Thursday 27 November 2014

Slow and Steady Wins the Pace

The renowned ecclesiastical architects Pace and Sims were prolific. Both were involved in a wide range of projects, from restoring Castle Howard, to designing memorials at churches and cathedrals, and constructing imposing new buildings such as Keele University chapel. During our work experience project, we unfortunately did not see any of the plans for the new builds. However, we were lucky enough to get the opportunity to catalogue renovations and extensions, which showed their subtle skill in combining modernism with medievalism. Indeed, Durham University’s Palace Green library bears witness to this. Another aspect revealed through the archives is the careful, methodical way in which they worked; it often took many years for projects to be completed for they were known for working at a slow pace. In fact, George earned the nickname ‘Snail’s Pace’ for this very reason! 

The firm became one of the Europe’s most productive ecclesiastical architecture practices in Europe, with over 700 churches and cathedrals being built, extended, and updated by Pace and Sims. This is certainly reflected in the Borthwick’s collection. Whilst they did work for larger and more famous churches such as Armagh and Newcastle cathedral, the majority of their work focussed upon the parish church, like St Mary’s, Beverley, St Giles’, Copmanthorpe, and St Mary’s, Northchurch. 

St Mary's Northchurch Church Elevation
St Mary’s, Northchurch has an ancient history; the church claims to be one of the oldest in Hertfordshire. It is believed that a Saxon church was on the site and some Saxon stonework can still be seen in the west and south walls. The majority of the building is related to the 13-15th century, which matches the parish church expansion pattern seen nationally, as well as some Victorian additions (a vestry, a porch and a new north aisle). Sims was involved in quite a radical alteration of the interior of the church: the choir stalls and organ were moved from the north transept to the west end of the church. This significantly altered worship as it affected the acoustics and the procession. However, the changes did not end here as a new nave altar was built underneath the crossing. The Victorian interior was thus heavily impacted upon by Sim’s efforts. The simple but robust style effortlessly blends into the sensitive Victorian-cum-Medieval d├ęcor. 

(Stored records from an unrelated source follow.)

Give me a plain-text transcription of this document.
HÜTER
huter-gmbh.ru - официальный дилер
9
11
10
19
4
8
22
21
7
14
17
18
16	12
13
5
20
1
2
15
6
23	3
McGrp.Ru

Copmanthorpe Church in York has a similarly extensive history with its Roman and Saxon roots. It began life as a Norman single cell church but slowly expanded over time; its plain outside does not continue inside as the elegant beamed roof adds a touch of symmetrical sophistication. St Giles’ church required some more modern features and hence, Sims was called upon. He designed a new vestry and kitchen. Whilst searching through the archive we discovered extensive sketches and photographs of what the interior was to look like as well as being treated to a photograph of the finished product. 

St Mary's Beverley floor plan 1985
 In Beverley stands the beautiful church of St Mary’s, called by Sir Tatton Sykes in the 19th century, “Lovely St Mary’s, unequalled in England and almost without rival on the continent of Europe!” It has undergone numerous building phases. Indeed, in the medieval period building work was almost continuous. This is reflected in a plan, from 1895, catalogued by us whilst on the placement, which dates each section of the church. Both Pace and Sims worked on the Beverley church but the archive contains plans from Leslie Moore and John Bilern too. Therefore, we were able to see the metamorphosis of the interior and exterior over a period of 100 years. The new roof for the south chapel in its rich blue effortlessly works alongside the stained glass and other decorated ceilings. 

The Pace and Sims archive therefore allows the transformation of churches to be investigated, illluminated, and inspected. By just briefly analysing three parish churches, it is possible to notice how much of an impact, whether subtle or sublime, both architects made upon the ecclesiastical fabric of England.